Cette initiative fait suite à des instructions antérieures du ministère de l’Intérieur et de l’Observatoire national de la société civile, demandant aux associations de se conformer à ces obligations avant le 15 décembre 2025, dans le cadre du plan national visant à renforcer la transparence financière et à sortir l’Algérie de la liste grise du GAFI.
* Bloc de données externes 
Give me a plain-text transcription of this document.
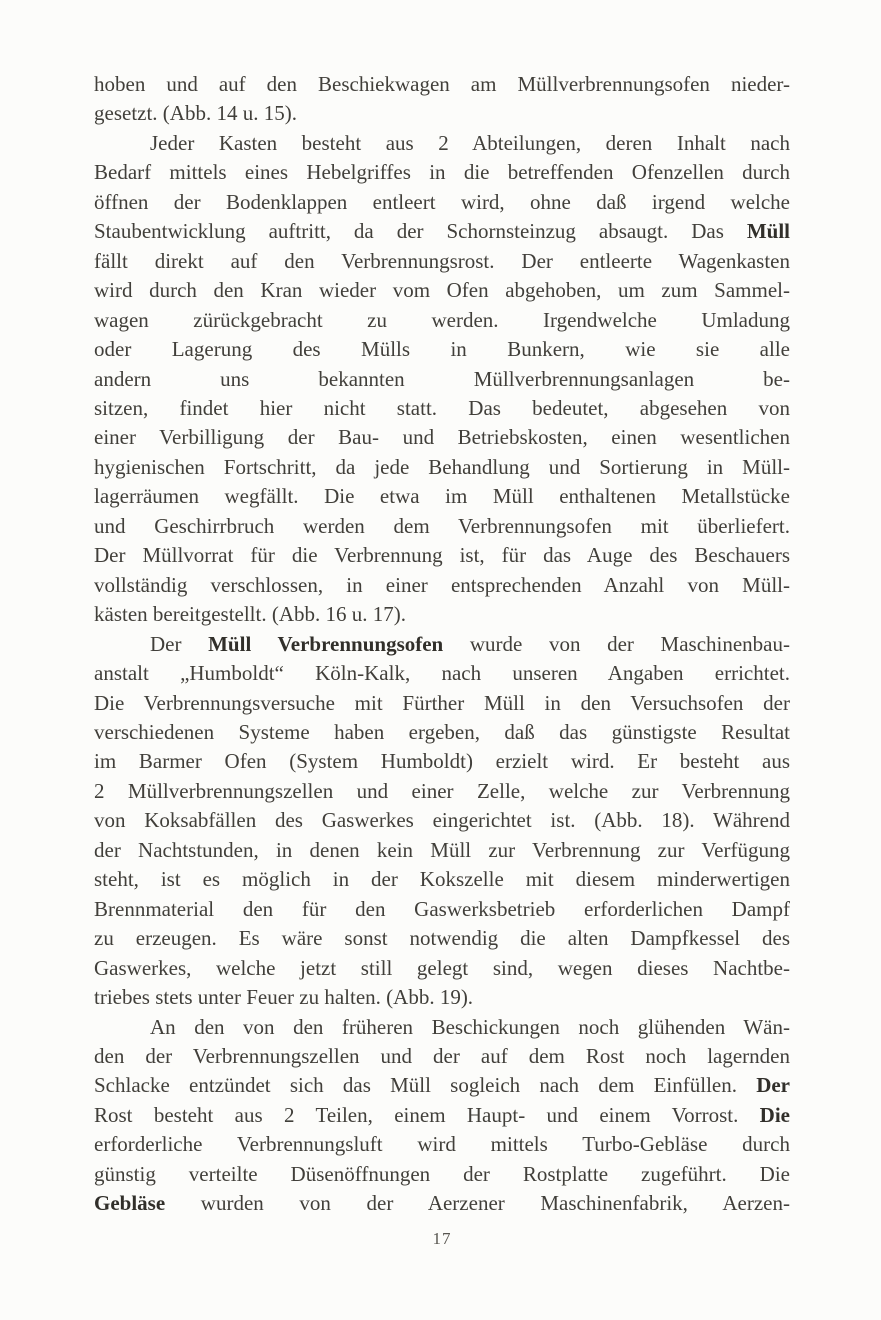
hoben und auf den Beschiekwagen am Müllverbrennungsofen nieder-
gesetzt. (Abb. 14 u. 15).
Jeder Kasten besteht aus 2 Abteilungen, deren Inhalt nach
Bedarf mittels eines Hebelgriffes in die betreffenden Ofenzellen durch
öffnen der Bodenklappen entleert wird, ohne daß irgend welche
Staubentwicklung auftritt, da der Schornsteinzug absaugt. Das Müll
fällt direkt auf den Verbrennungsrost. Der entleerte Wagenkasten
wird durch den Kran wieder vom Ofen abgehoben, um zum Sammel-
wagen zürückgebracht zu werden. Irgendwelche Umladung
oder Lagerung des Mülls in Bunkern, wie sie alle
andern uns bekannten Müllverbrennungsanlagen be-
sitzen, findet hier nicht statt. Das bedeutet, abgesehen von
einer Verbilligung der Bau- und Betriebskosten, einen wesentlichen
hygienischen Fortschritt, da jede Behandlung und Sortierung in Müll-
lagerräumen wegfällt. Die etwa im Müll enthaltenen Metallstücke
und Geschirrbruch werden dem Verbrennungsofen mit überliefert.
Der Müllvorrat für die Verbrennung ist, für das Auge des Beschauers
vollständig verschlossen, in einer entsprechenden Anzahl von Müll-
kästen bereitgestellt. (Abb. 16 u. 17).
Der Müll Verbrennungsofen wurde von der Maschinenbau-
anstalt „Humboldt“ Köln-Kalk, nach unseren Angaben errichtet.
Die Verbrennungsversuche mit Fürther Müll in den Versuchsofen der
verschiedenen Systeme haben ergeben, daß das günstigste Resultat
im Barmer Ofen (System Humboldt) erzielt wird. Er besteht aus
2 Müllverbrennungszellen und einer Zelle, welche zur Verbrennung
von Koksabfällen des Gaswerkes eingerichtet ist. (Abb. 18). Während
der Nachtstunden, in denen kein Müll zur Verbrennung zur Verfügung
steht, ist es möglich in der Kokszelle mit diesem minderwertigen
Brennmaterial den für den Gaswerksbetrieb erforderlichen Dampf
zu erzeugen. Es wäre sonst notwendig die alten Dampfkessel des
Gaswerkes, welche jetzt still gelegt sind, wegen dieses Nachtbe-
triebes stets unter Feuer zu halten. (Abb. 19).
An den von den früheren Beschickungen noch glühenden Wän-
den der Verbrennungszellen und der auf dem Rost noch lagernden
Schlacke entzündet sich das Müll sogleich nach dem Einfüllen. Der
Rost besteht aus 2 Teilen, einem Haupt- und einem Vorrost. Die
erforderliche Verbrennungsluft wird mittels Turbo-Gebläse durch
günstig verteilte Düsenöffnungen der Rostplatte zugeführt. Die
Gebläse wurden von der Aerzener Maschinenfabrik, Aerzen-
17
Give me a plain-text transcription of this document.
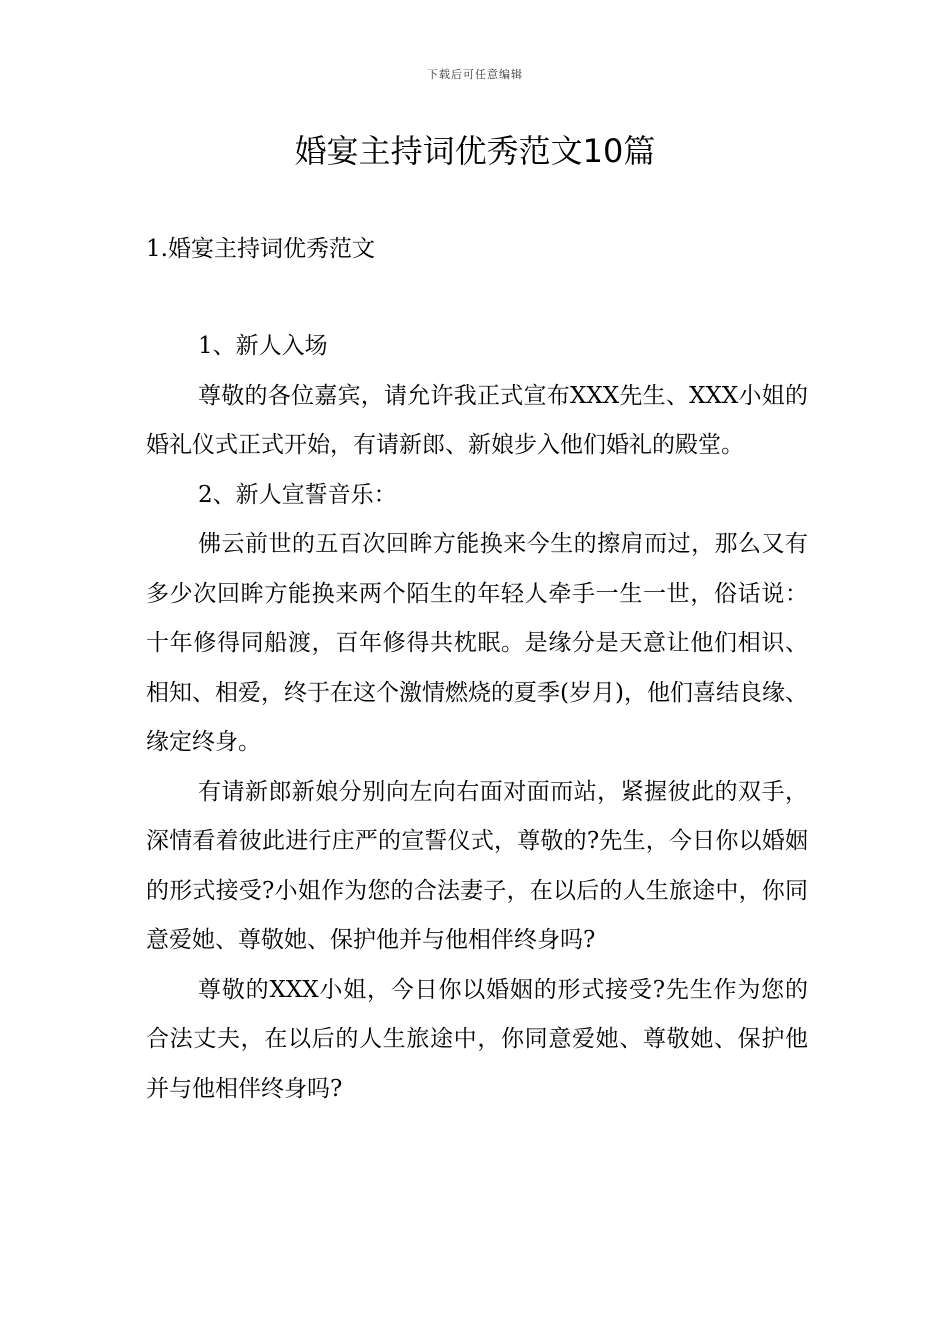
下载后可任意编辑
婚宴主持词优秀范文10篇
1.婚宴主持词优秀范文

1、新人入场

尊敬的各位嘉宾，请允许我正式宣布XXX先生、XXX小姐的婚礼仪式正式开始，有请新郎、新娘步入他们婚礼的殿堂。

2、新人宣誓音乐：

佛云前世的五百次回眸方能换来今生的擦肩而过，那么又有多少次回眸方能换来两个陌生的年轻人牵手一生一世，俗话说：十年修得同船渡，百年修得共枕眠。是缘分是天意让他们相识、相知、相爱，终于在这个激情燃烧的夏季(岁月)，他们喜结良缘、缘定终身。

有请新郎新娘分别向左向右面对面而站，紧握彼此的双手，深情看着彼此进行庄严的宣誓仪式，尊敬的?先生，今日你以婚姻的形式接受?小姐作为您的合法妻子，在以后的人生旅途中，你同意爱她、尊敬她、保护他并与他相伴终身吗?

尊敬的XXX小姐，今日你以婚姻的形式接受?先生作为您的合法丈夫，在以后的人生旅途中，你同意爱她、尊敬她、保护他并与他相伴终身吗?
20.000 associations dans le viseur
À noter que les hautes autorités du pays ont entamé, dès le début de l’année dernière, la mise en œuvre d’un vaste et intensif ensemble de mesures et de réformes, avoisinant une centaine d’actions, dans le cadre du renforcement du système national de lutte contre le blanchiment d’argent et le financement du terrorisme, en réponse aux recommandations du GAFI ayant inscrit le pays sur la liste grise.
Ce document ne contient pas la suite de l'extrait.